Le secondaire s’impose de plus en plus comme une quatrième voie, alternative aux IPO, cessions à un stratégique et nouveaux buyout. MBO+ l’a récemment emprunté pour ses participations LT et Osmaïa. Astorg, qui s’y est déjà essayé en 2022 avec IQ-EQ dans le cadre d’une opération de 1,3 Md€, s’adonne de nouveau à cette pratique pour Normec. Le gérant paneuropéen monte un fonds de continuation afin de poursuivre l’aventure au capital de ce groupe néerlandais de test, inspection, compliance et certification (TICC). Il en avait pris le contrôle en 2020, en relayant Summit Partners et en s’associant au management emmené par Joep Bruins, le fondateur, qui conservait 16 % des titres. Après avoir quadrupler la taille de cette entreprise, notamment grâce à 40 build-up, pour lui permettre d’afficher 470 M€ de chiffre d’affaires pour environ 90 M€ d’Ebitda en 2023, Astorg s’est entouré de Jefferies et Lazard afin de marquer un point d’étape. La solution du secondaire est apparue comme la plus créatrice de valeur. L’investisseur a donc monté Normec Continuation Fund, en s’appuyant sur CVC Secondary Partners, Pantheon, Lexington Partners et Eurazeo. Au-delà de l’apport de ces spécialistes du secondaire, Astorg réinvestit via son fonds VII aux côtés de LPs (nouveaux et historiques de la société de gestion) et du management. Ce fonds, « sursouscrit » est doté de 1,4 Md€.

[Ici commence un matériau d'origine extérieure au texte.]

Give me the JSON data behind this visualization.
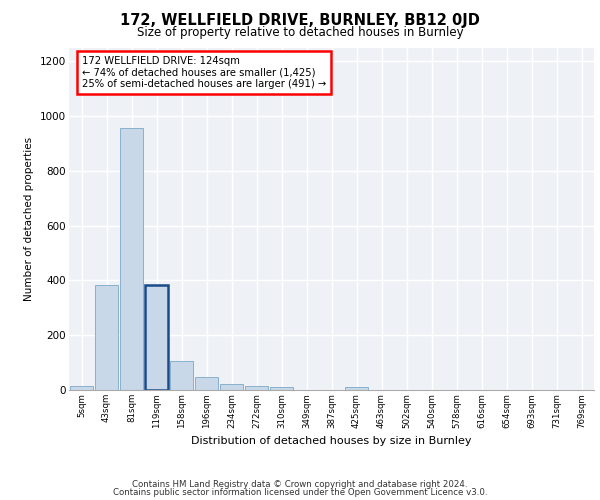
{
  "title1": "172, WELLFIELD DRIVE, BURNLEY, BB12 0JD",
  "title2": "Size of property relative to detached houses in Burnley",
  "xlabel": "Distribution of detached houses by size in Burnley",
  "ylabel": "Number of detached properties",
  "categories": [
    "5sqm",
    "43sqm",
    "81sqm",
    "119sqm",
    "158sqm",
    "196sqm",
    "234sqm",
    "272sqm",
    "310sqm",
    "349sqm",
    "387sqm",
    "425sqm",
    "463sqm",
    "502sqm",
    "540sqm",
    "578sqm",
    "616sqm",
    "654sqm",
    "693sqm",
    "731sqm",
    "769sqm"
  ],
  "values": [
    15,
    385,
    955,
    385,
    105,
    48,
    22,
    15,
    12,
    0,
    0,
    12,
    0,
    0,
    0,
    0,
    0,
    0,
    0,
    0,
    0
  ],
  "bar_color": "#c8d8e8",
  "bar_edge_color": "#8ab0cc",
  "highlight_bar_index": 3,
  "highlight_bar_edge_color": "#1a4a8a",
  "annotation_text_line1": "172 WELLFIELD DRIVE: 124sqm",
  "annotation_text_line2": "← 74% of detached houses are smaller (1,425)",
  "annotation_text_line3": "25% of semi-detached houses are larger (491) →",
  "ylim": [
    0,
    1250
  ],
  "yticks": [
    0,
    200,
    400,
    600,
    800,
    1000,
    1200
  ],
  "bg_color": "#eef2f7",
  "footer1": "Contains HM Land Registry data © Crown copyright and database right 2024.",
  "footer2": "Contains public sector information licensed under the Open Government Licence v3.0."
}
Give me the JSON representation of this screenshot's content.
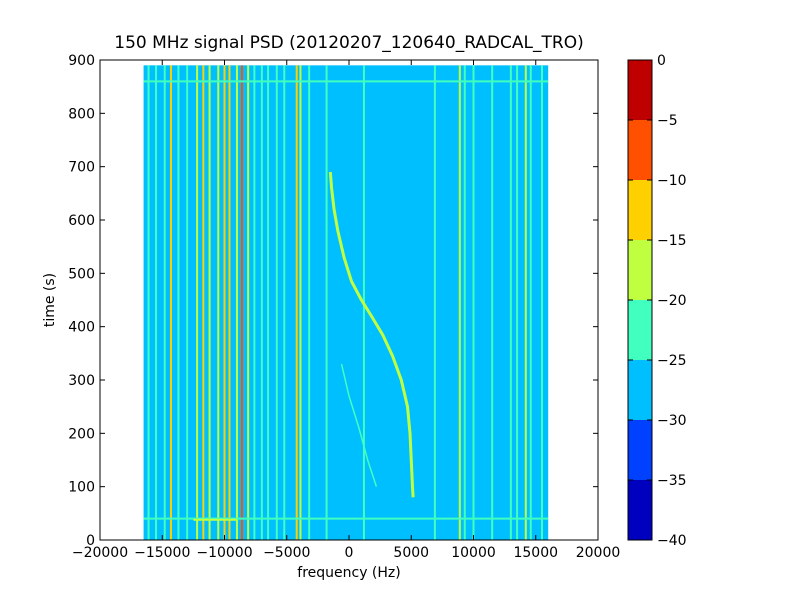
{
  "chart_data": {
    "type": "heatmap",
    "title": "150 MHz signal PSD (20120207_120640_RADCAL_TRO)",
    "xlabel": "frequency (Hz)",
    "ylabel": "time (s)",
    "xlim": [
      -20000,
      20000
    ],
    "ylim": [
      0,
      900
    ],
    "xticks": [
      -20000,
      -15000,
      -10000,
      -5000,
      0,
      5000,
      10000,
      15000,
      20000
    ],
    "yticks": [
      0,
      100,
      200,
      300,
      400,
      500,
      600,
      700,
      800,
      900
    ],
    "data_extent": {
      "x": [
        -16500,
        16000
      ],
      "y": [
        0,
        890
      ]
    },
    "background_level": -27.5,
    "colorbar": {
      "label": "",
      "levels": [
        -40,
        -35,
        -30,
        -25,
        -20,
        -15,
        -10,
        -5,
        0
      ],
      "colors": [
        "#0000bf",
        "#0040ff",
        "#00bfff",
        "#40ffbf",
        "#bfff40",
        "#ffd000",
        "#ff5000",
        "#bf0000"
      ],
      "tick_labels": [
        "0",
        "−5",
        "−10",
        "−15",
        "−20",
        "−25",
        "−30",
        "−35",
        "−40"
      ]
    },
    "vertical_lines": [
      {
        "freq": -16100,
        "level": -22.5
      },
      {
        "freq": -15500,
        "level": -22.5
      },
      {
        "freq": -14800,
        "level": -22.5
      },
      {
        "freq": -14300,
        "level": -12.5
      },
      {
        "freq": -13700,
        "level": -22.5
      },
      {
        "freq": -13000,
        "level": -22.5
      },
      {
        "freq": -12200,
        "level": -17.5
      },
      {
        "freq": -11700,
        "level": -12.5
      },
      {
        "freq": -11200,
        "level": -17.5
      },
      {
        "freq": -10500,
        "level": -17.5
      },
      {
        "freq": -10000,
        "level": -12.5
      },
      {
        "freq": -9600,
        "level": -12.5
      },
      {
        "freq": -9000,
        "level": -17.5
      },
      {
        "freq": -8600,
        "level": -7.5
      },
      {
        "freq": -8100,
        "level": -17.5
      },
      {
        "freq": -7600,
        "level": -22.5
      },
      {
        "freq": -7000,
        "level": -22.5
      },
      {
        "freq": -6500,
        "level": -22.5
      },
      {
        "freq": -5800,
        "level": -22.5
      },
      {
        "freq": -5200,
        "level": -22.5
      },
      {
        "freq": -4200,
        "level": -12.5
      },
      {
        "freq": -3900,
        "level": -17.5
      },
      {
        "freq": -3200,
        "level": -22.5
      },
      {
        "freq": -1800,
        "level": -22.5
      },
      {
        "freq": 1200,
        "level": -22.5
      },
      {
        "freq": 6900,
        "level": -22.5
      },
      {
        "freq": 8900,
        "level": -17.5
      },
      {
        "freq": 9300,
        "level": -22.5
      },
      {
        "freq": 10000,
        "level": -22.5
      },
      {
        "freq": 11500,
        "level": -22.5
      },
      {
        "freq": 13000,
        "level": -22.5
      },
      {
        "freq": 13500,
        "level": -22.5
      },
      {
        "freq": 14200,
        "level": -17.5
      },
      {
        "freq": 14600,
        "level": -22.5
      },
      {
        "freq": 15500,
        "level": -22.5
      }
    ],
    "horizontal_lines": [
      {
        "time": 860,
        "x": [
          -16500,
          16000
        ],
        "level": -22.5
      },
      {
        "time": 40,
        "x": [
          -16500,
          16000
        ],
        "level": -22.5
      },
      {
        "time": 38,
        "x": [
          -12500,
          -9000
        ],
        "level": -17.5
      }
    ],
    "doppler_curve": {
      "level": -17.5,
      "points": [
        [
          -1500,
          690
        ],
        [
          -1400,
          660
        ],
        [
          -1200,
          620
        ],
        [
          -900,
          580
        ],
        [
          -400,
          530
        ],
        [
          200,
          485
        ],
        [
          1000,
          450
        ],
        [
          1800,
          420
        ],
        [
          2700,
          385
        ],
        [
          3500,
          345
        ],
        [
          4200,
          300
        ],
        [
          4700,
          250
        ],
        [
          4900,
          200
        ],
        [
          5000,
          150
        ],
        [
          5100,
          100
        ],
        [
          5150,
          80
        ]
      ]
    },
    "faint_trace": {
      "level": -22.5,
      "points": [
        [
          -600,
          330
        ],
        [
          0,
          270
        ],
        [
          800,
          210
        ],
        [
          1500,
          150
        ],
        [
          2200,
          100
        ]
      ]
    }
  }
}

Refinancement des 580 M€ de dette
Cette somme comprend les fonds nécessaires pour racheter Normec – qui se trouverait valorisée entre 1,5 Md€ et 2 Md€, selon nos estimations -, ainsi que des capitaux additionnels pour financer la prochaine étape de la croissance du néerlandais. « Nous avons parfaitement déroulé le plan stratégique initial entre 2020 et aujourd’hui, évoque Benjamin Cordonnier, associé business services et head of portfolio performance. Nous avons estimé, en accord avec le management, que le fonds de continuation était la meilleure option pour donner le temps et les capitaux nécessaires à la société pour poursuivre son ambitieux développement. » Le refinancement de la cible n’est généralement pas obligatoire dans le cadre d’un continuation fund car ce type d’opération n’est pas considéré comme un changement d’actionnaire de contrôle. Cependant, Astorg a préféré remettre à plat le passif de sa participation. Ainsi, les 580 M€ de dettes existantes ont été remboursés via la levée de 565 M€ de term loan B et 26 M€ puisés dans la trésorerie de la société, selon S&P. A cette nouvelle facilité s’ajoutent 120 M€ de RCF et 100 M€ de ligne de capex. L’agence de notation, qui attribue la note de B à Normec, estime que le levier devrait tourner autour des 6,6 fois l’Ebitda du groupe à fin 2023. Ce levier exclut l’endettement du fonds de continuation. Si, à date, ce fonds est abondé à 100 % en equity, Astorg devrait, dans un futur proche, y insérer du levier.
Cap sur l’Amérique du Nord
Une double couche de dette qui doit être supportée par la croissance et la génération de cash de l’entreprise néerlandaise forte de 5 000 collaborateurs. À date, son Ebitda run rate tournerait autour des 110 M€, contre 20 M€ en 2020, et il pourrait tangenter les 130 M€ d’ici la fin de l’année. S&P estime par ailleurs que Normec pourrait afficher 650 M€ de chiffre d’affaires pour son exercice 2024, avec une marge d’Ebitda de l’ordre de 20 %. L’agence de notation table sur un scénario de base dans lequel la société de TICC dépense autour de 115 M€ par an pour ses croissances externes, lui permettant d’intégrer de 65 M€ à 70 M€ de revenus additionnels. « Lorsque nous sommes entrés au capital, Normec était encore très focalisée sur les Pays-Bas et présente sur deux verticales : la sécurité dans le bâtiment et l’agroalimentaire, rappelle Benjamin Cordonnier. Nous lui avons permis, grâce à des acquisitions stratégiques, de s’étendre dans de nouveaux pays, l’Italie, la France, l’Allemagne, la Suisse, le Royaume-Uni et la Belgique. Mais aussi de s’imposer sur les secteurs porteurs du développement durable et de la santé. Nous allons poursuivre ce développement combinant croissance organique et externe, notamment en ciblant les Etats-Unis, qui est le premier marché mondial mais cependant moins mature que l’Europe. » Cette traversée de l’Atlantique pourrait intervenir dans les 12 prochains mois, avec, a plus long terme, la barre du milliard d’euros de revenus qui est visée.